The mayor of New York City has overturned portions of the 40-year-old “Right to Shelter” law that guarantees a bed to anyone who needs it, as the city braces for an expected influx of migrants when Title 42 am will be canceled on Thursday.
Eric Adams and his team are looking for solutions as 61,000 migrants arrived in the city last year.
Thursday’s lifting of pandemic-era border control policies is likely to result in even more arrivals, and New York is struggling to accommodate the newcomers. On Monday, city officials were asked to come up with a list of possible shelters: Proposals included the Flatiron Building, tents in Central Park and hangars at JFK Airport.
Adams announced Wednesday that he had signed Executive Order 402, which repealed portions of the 1981 Right to Shelter Act.
New York Mayor Eric Adams plans to sign an executive order relaxing the requirements of the Right to Shelter Act, Gothamist reported Wednesday
Eric Adams meets with groups of migrants at a shelter in Brooklyn
Migrants are seen at an emergency shelter in the Red Hook neighborhood of Brooklyn, New York City
On February 1, migrants are seen sleeping on the streets of New York City
Migrants gather between primary and secondary border fences on Wednesday as the United States prepares to lift COVID-19-era Title 42 restrictions, which are due to end this week
Migrants reach over the border fence and try to charge their phones while stuck between primary and secondary border fences
Under the new rules, New York City no longer has to provide migrant families with their own room and can send them to shared accommodation
The law, the city explained, is not an administrative directive or a law created by a bill; It’s the result of years of litigation in three separate cases, which ended with the city agreeing to provide housing.
Joshua Goldfein, an attorney for the Legal Aid Society, condemned Adams’ order
In the first case, in 1979, plaintiffs argued that Article 17 of the New York State Consolidated Laws, which covers welfare, required the government to provide adequate housing.
For single, unaccommodated people, the city is required to provide at least “communal accommodation,” furnished in the style of dormitories. For families, the city must provide a room with cooking facilities and a bathroom.
Adams, like many of his predecessors, has expressed frustration with the law: David Dinkins in 1990 and Rudy Giuliani in 1999 tried to tinker with it, and Michael Bloomberg unsuccessfully went to court in 2005 to overturn the court order denying the right to lodging underpins.
In September, Adams said the verdict needed “reevaluation.”
Joshua Goldfein, an attorney for the Legal Aid Society, told Gothamist an attorney for the Department of Homeless Services informed him Wednesday afternoon that Adams intended to sign an executive order.

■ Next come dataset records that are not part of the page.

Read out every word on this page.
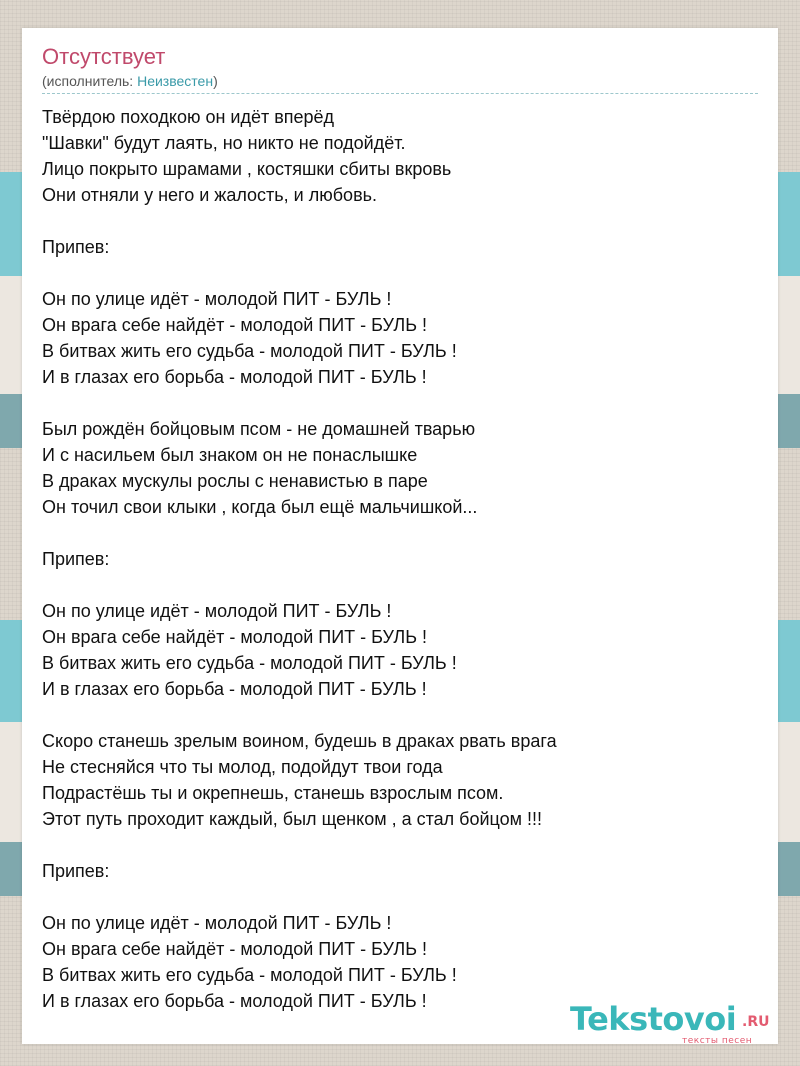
Отсутствует
(исполнитель: Неизвестен)
Твёрдою походкою он идёт вперёд
"Шавки" будут лаять, но никто не подойдёт.
Лицо покрыто шрамами , костяшки сбиты вкровь
Они отняли у него и жалость, и любовь.
Припев:
Он по улице идёт - молодой ПИТ - БУЛЬ !
Он врага себе найдёт - молодой ПИТ - БУЛЬ !
В битвах жить его судьба - молодой ПИТ - БУЛЬ !
И в глазах его борьба - молодой ПИТ - БУЛЬ !
Был рождён бойцовым псом - не домашней тварью
И с насильем был знаком он не понаслышке
В драках мускулы рослы с ненавистью в паре
Он точил свои клыки , когда был ещё мальчишкой...
Припев:
Он по улице идёт - молодой ПИТ - БУЛЬ !
Он врага себе найдёт - молодой ПИТ - БУЛЬ !
В битвах жить его судьба - молодой ПИТ - БУЛЬ !
И в глазах его борьба - молодой ПИТ - БУЛЬ !
Скоро станешь зрелым воином, будешь в драках рвать врага
Не стесняйся что ты молод, подойдут твои года
Подрастёшь ты и окрепнешь, станешь взрослым псом.
Этот путь проходит каждый, был щенком , а стал бойцом !!!
Припев:
Он по улице идёт - молодой ПИТ - БУЛЬ !
Он врага себе найдёт - молодой ПИТ - БУЛЬ !
В битвах жить его судьба - молодой ПИТ - БУЛЬ !
И в глазах его борьба - молодой ПИТ - БУЛЬ !	Tekstovoi .RU
тексты песен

Goldfein said the order would allow families to be housed in communal accommodation when there was no other option.
The order would also lift the time restrictions.
Currently, the city is required to provide accommodations until 4 a.m. for families arriving by 10 p.m.

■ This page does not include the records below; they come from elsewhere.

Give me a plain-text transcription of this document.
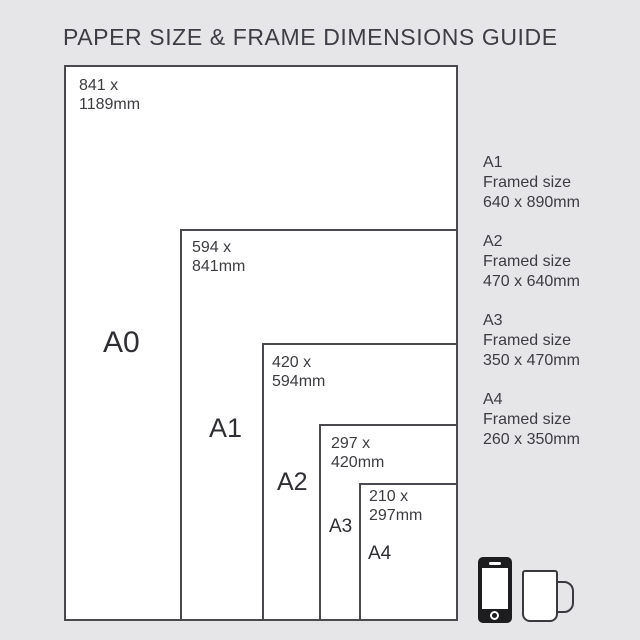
PAPER SIZE & FRAME DIMENSIONS GUIDE
841 x
1189mm
594 x
841mm
420 x
594mm
297 x
420mm
210 x
297mm
A0
A1
A2
A3
A4
A1
Framed size
640 x 890mm
A2
Framed size
470 x 640mm
A3
Framed size
350 x 470mm
A4
Framed size
260 x 350mm
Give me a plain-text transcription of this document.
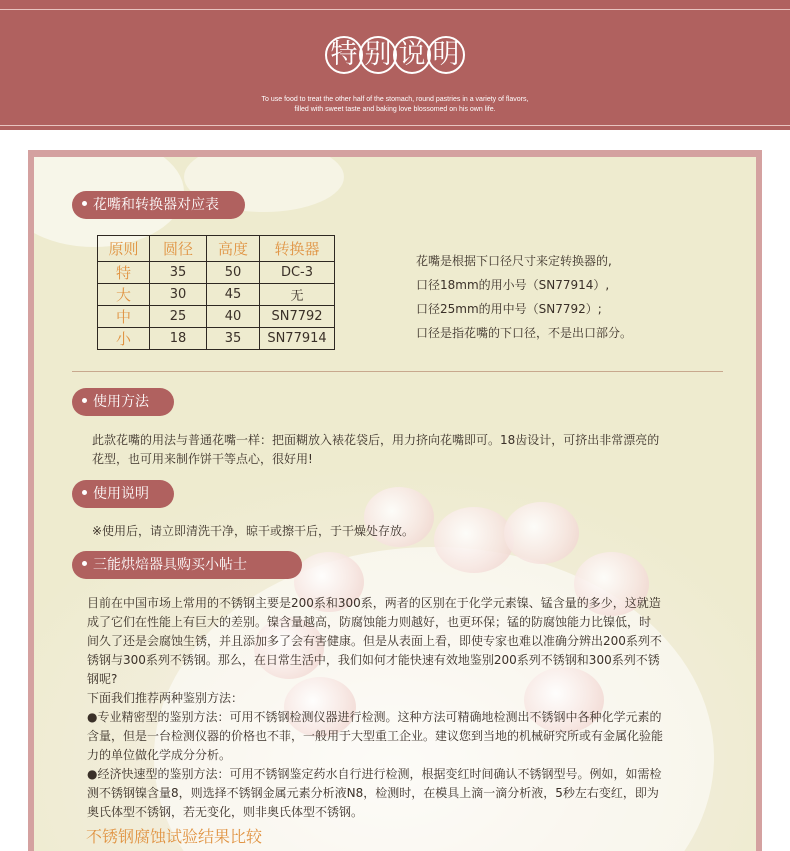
特 别 说 明
To use food to treat the other half of the stomach, round pastries in a variety of flavors,
filled with sweet taste and baking love blossomed on his own life.
花嘴和转换器对应表
原则	圆径	高度	转换器
特	35	50	DC-3
大	30	45	无
中	25	40	SN7792
小	18	35	SN77914
花嘴是根据下口径尺寸来定转换器的,
口径18mm的用小号（SN77914）,
口径25mm的用中号（SN7792）;
口径是指花嘴的下口径，不是出口部分。
使用方法
此款花嘴的用法与普通花嘴一样：把面糊放入裱花袋后，用力挤向花嘴即可。18齿设计，可挤出非常漂亮的
花型，也可用来制作饼干等点心，很好用!
使用说明
※使用后，请立即清洗干净，晾干或擦干后，于干燥处存放。
三能烘焙器具购买小帖士
目前在中国市场上常用的不锈钢主要是200系和300系，两者的区别在于化学元素镍、锰含量的多少，这就造
成了它们在性能上有巨大的差别。镍含量越高，防腐蚀能力则越好，也更环保；锰的防腐蚀能力比镍低，时
间久了还是会腐蚀生锈，并且添加多了会有害健康。但是从表面上看，即使专家也难以准确分辨出200系列不
锈钢与300系列不锈钢。那么，在日常生活中，我们如何才能快速有效地鉴别200系列不锈钢和300系列不锈
钢呢?
下面我们推荐两种鉴别方法：
●专业精密型的鉴别方法：可用不锈钢检测仪器进行检测。这种方法可精确地检测出不锈钢中各种化学元素的
含量，但是一台检测仪器的价格也不菲，一般用于大型重工企业。建议您到当地的机械研究所或有金属化验能
力的单位做化学成分分析。
●经济快速型的鉴别方法：可用不锈钢鉴定药水自行进行检测，根据变红时间确认不锈钢型号。例如，如需检
测不锈钢镍含量8，则选择不锈钢金属元素分析液N8，检测时，在模具上滴一滴分析液，5秒左右变红，即为
奥氏体型不锈钢，若无变化，则非奥氏体型不锈钢。
不锈钢腐蚀试验结果比较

A bus carrying migrants from Texas arrives at the Port Authority bus station in New York on May 3
The iconic Flatiron Building in Manhattan is one of the possible shelters for migrants. The owner quickly explained that this was not possible as the building was currently being renovated and gutted
“We’re preparing for turbulent times,” Ron DeSantis said on Wednesday. “When you have a president who has turned a blind eye to the border”
News of Adam’s plan came as Florida Gov. Ron DeSantis signed into law a tough immigration law in his state.
The law provides $12 million for DeSantis’ migrant resettlement initiative, which drew national attention last year when the governor and his state paid to fly 50 mostly Venezuelan immigrants from Texas to Martha’s Vineyard in Massachusetts.
He said he would highlight the migrant issue.
The Democrats accused him of turning vulnerable asylum seekers into political pawns and trying to score political points with the Republican base.
The governors of Texas and Arizona have sent buses with migrants from their states to New York.
Adams, in turn, provided buses earlier this year to take migrants to the border with Canada and to upstate counties — Rockland and Orange. However, many reportedly returned, blaming the freezing cold weather.